そして、その中に「付言事項(ふげんじこう)」として、あなたの想いを言葉で添えることもできます。
「生前はあまり口にできなかったけど、本当にありがとう」
「あなたのおかげで最後まで幸せでした」
そんな言葉こそ、残された人の心をあたたかく包むのではないでしょうか。
内縁のパートナーがいる場合 〜ともに過ごした人生への感謝を〜
籍を入れていないパートナーとは、法律上の配偶者ではないため、遺言書がなければ財産を受け取る権利がありません。
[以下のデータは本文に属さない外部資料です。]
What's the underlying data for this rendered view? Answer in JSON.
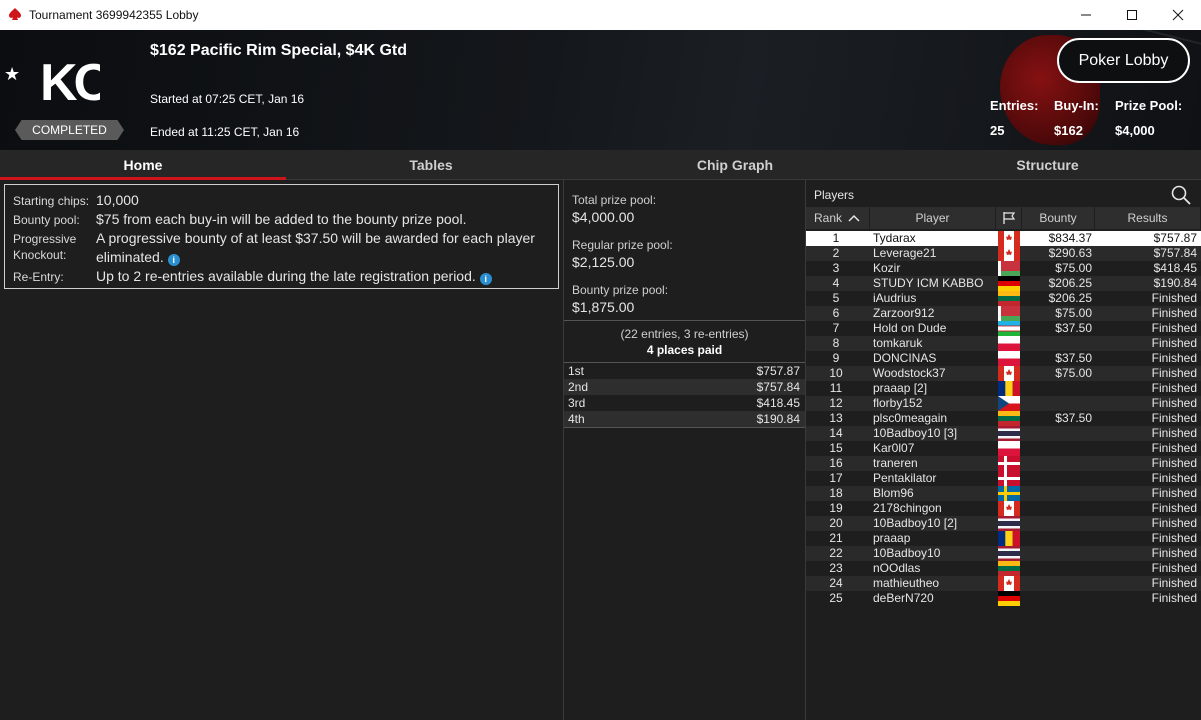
{
  "window": {
    "title": "Tournament 3699942355 Lobby"
  },
  "header": {
    "logo_text": "KO",
    "tournament_name": "$162 Pacific Rim Special, $4K Gtd",
    "started": "Started at 07:25 CET, Jan 16",
    "ended": "Ended at 11:25 CET, Jan 16",
    "status": "COMPLETED",
    "poker_lobby_label": "Poker Lobby",
    "entries_label": "Entries:",
    "entries_value": "25",
    "buyin_label": "Buy-In:",
    "buyin_value": "$162",
    "prizepool_label": "Prize Pool:",
    "prizepool_value": "$4,000"
  },
  "tabs": [
    {
      "label": "Home"
    },
    {
      "label": "Tables"
    },
    {
      "label": "Chip Graph"
    },
    {
      "label": "Structure"
    }
  ],
  "info": {
    "starting_chips_label": "Starting chips:",
    "starting_chips_value": "10,000",
    "bounty_pool_label": "Bounty pool:",
    "bounty_pool_value": "$75 from each buy-in will be added to the bounty prize pool.",
    "progressive_label_1": "Progressive",
    "progressive_label_2": "Knockout:",
    "progressive_value_1": "A progressive bounty of at least $37.50 will be awarded for each player",
    "progressive_value_2": "eliminated.",
    "reentry_label": "Re-Entry:",
    "reentry_value": "Up to 2 re-entries available during the late registration period.",
    "info_glyph": "i"
  },
  "prizes": {
    "total_label": "Total prize pool:",
    "total_value": "$4,000.00",
    "regular_label": "Regular prize pool:",
    "regular_value": "$2,125.00",
    "bounty_label": "Bounty prize pool:",
    "bounty_value": "$1,875.00",
    "entries_text": "(22 entries, 3 re-entries)",
    "places_text": "4 places paid",
    "payouts": [
      {
        "place": "1st",
        "amount": "$757.87"
      },
      {
        "place": "2nd",
        "amount": "$757.84"
      },
      {
        "place": "3rd",
        "amount": "$418.45"
      },
      {
        "place": "4th",
        "amount": "$190.84"
      }
    ]
  },
  "players": {
    "title": "Players",
    "col_rank": "Rank",
    "col_player": "Player",
    "col_bounty": "Bounty",
    "col_results": "Results",
    "rows": [
      {
        "rank": "1",
        "name": "Tydarax",
        "flag": "canada",
        "bounty": "$834.37",
        "result": "$757.87"
      },
      {
        "rank": "2",
        "name": "Leverage21",
        "flag": "canada",
        "bounty": "$290.63",
        "result": "$757.84"
      },
      {
        "rank": "3",
        "name": "Kozir",
        "flag": "belarus",
        "bounty": "$75.00",
        "result": "$418.45"
      },
      {
        "rank": "4",
        "name": "STUDY ICM KABBO",
        "flag": "germany",
        "bounty": "$206.25",
        "result": "$190.84"
      },
      {
        "rank": "5",
        "name": "iAudrius",
        "flag": "lithuania",
        "bounty": "$206.25",
        "result": "Finished"
      },
      {
        "rank": "6",
        "name": "Zarzoor912",
        "flag": "belarus",
        "bounty": "$75.00",
        "result": "Finished"
      },
      {
        "rank": "7",
        "name": "Hold on Dude",
        "flag": "uzbekistan",
        "bounty": "$37.50",
        "result": "Finished"
      },
      {
        "rank": "8",
        "name": "tomkaruk",
        "flag": "poland",
        "bounty": "",
        "result": "Finished"
      },
      {
        "rank": "9",
        "name": "DONCINAS",
        "flag": "poland",
        "bounty": "$37.50",
        "result": "Finished"
      },
      {
        "rank": "10",
        "name": "Woodstock37",
        "flag": "canada",
        "bounty": "$75.00",
        "result": "Finished"
      },
      {
        "rank": "11",
        "name": "praaap [2]",
        "flag": "romania",
        "bounty": "",
        "result": "Finished"
      },
      {
        "rank": "12",
        "name": "florby152",
        "flag": "czechia",
        "bounty": "",
        "result": "Finished"
      },
      {
        "rank": "13",
        "name": "plsc0meagain",
        "flag": "lithuania",
        "bounty": "$37.50",
        "result": "Finished"
      },
      {
        "rank": "14",
        "name": "10Badboy10 [3]",
        "flag": "thailand",
        "bounty": "",
        "result": "Finished"
      },
      {
        "rank": "15",
        "name": "Kar0l07",
        "flag": "poland",
        "bounty": "",
        "result": "Finished"
      },
      {
        "rank": "16",
        "name": "traneren",
        "flag": "denmark",
        "bounty": "",
        "result": "Finished"
      },
      {
        "rank": "17",
        "name": "Pentakilator",
        "flag": "denmark",
        "bounty": "",
        "result": "Finished"
      },
      {
        "rank": "18",
        "name": "Blom96",
        "flag": "sweden",
        "bounty": "",
        "result": "Finished"
      },
      {
        "rank": "19",
        "name": "2178chingon",
        "flag": "canada",
        "bounty": "",
        "result": "Finished"
      },
      {
        "rank": "20",
        "name": "10Badboy10 [2]",
        "flag": "thailand",
        "bounty": "",
        "result": "Finished"
      },
      {
        "rank": "21",
        "name": "praaap",
        "flag": "romania",
        "bounty": "",
        "result": "Finished"
      },
      {
        "rank": "22",
        "name": "10Badboy10",
        "flag": "thailand",
        "bounty": "",
        "result": "Finished"
      },
      {
        "rank": "23",
        "name": "nOOdlas",
        "flag": "lithuania",
        "bounty": "",
        "result": "Finished"
      },
      {
        "rank": "24",
        "name": "mathieutheo",
        "flag": "canada",
        "bounty": "",
        "result": "Finished"
      },
      {
        "rank": "25",
        "name": "deBerN720",
        "flag": "germany",
        "bounty": "",
        "result": "Finished"
      }
    ]
  },
  "colors": {
    "accent_red": "#d0141c",
    "info_blue": "#2a8fd1",
    "selected_row": "#ffffff"
  }
}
どれだけ長く共に暮らしても、法定相続の対象にはならないのです。
「自分がいなくなっても、この人に安心して暮らしてほしい」
「病気のときも、生活が苦しいときも、支えてくれたこの人に恩返しがしたい」
そんな優しさがあればこそ、遺言書でしっかりと意思をのこしておくことが大切です。
遺言書があることで、内縁のパートナーもあなたの想いを受け取り、安心して次の人生を歩んでいくことができるのです。
「今はまだ元気だから」と思う方へ
「遺言なんて、自分にはまだ早い」
「子どもたちは仲が良いから、問題ないと思う」
そう感じていても、いつかはそのときが来ます。
そして、元気なうちだからこそ、心を込めて、自分の意思を言葉にすることができるのです。
遺言書とは、未来への「やさしい準備」です。
あなたの人生を大切に思っているからこそ、後悔のないように、今できることから始めてみてはいかがでしょうか。
最後に 〜想いを形にするための第一歩〜
遺言書をのこすことは、財産のためだけではありません。
それは、「これまでの人生へのけじめ」であり、「大切な人への愛情」であり、「未来への橋渡し」でもあります。
- 家族が揉めないように
- ありがとうを伝えたいから
- 少しでも誰かの役に立てるように
そのどれもが立派な理由です。
もし、「自分にはどんな方法が合っているのか」「正式な遺言書はどうやって作るのか」といった疑問があれば、司法書士や行政書士、弁護士などの専門家に相談してみるのも良いでしょう。
大切なのは、“あなたらしい形”で、“あなたの想い”を未来へ託すこと。
遺言書は、あなたが残す人生最後のラブレターになるかもしれません。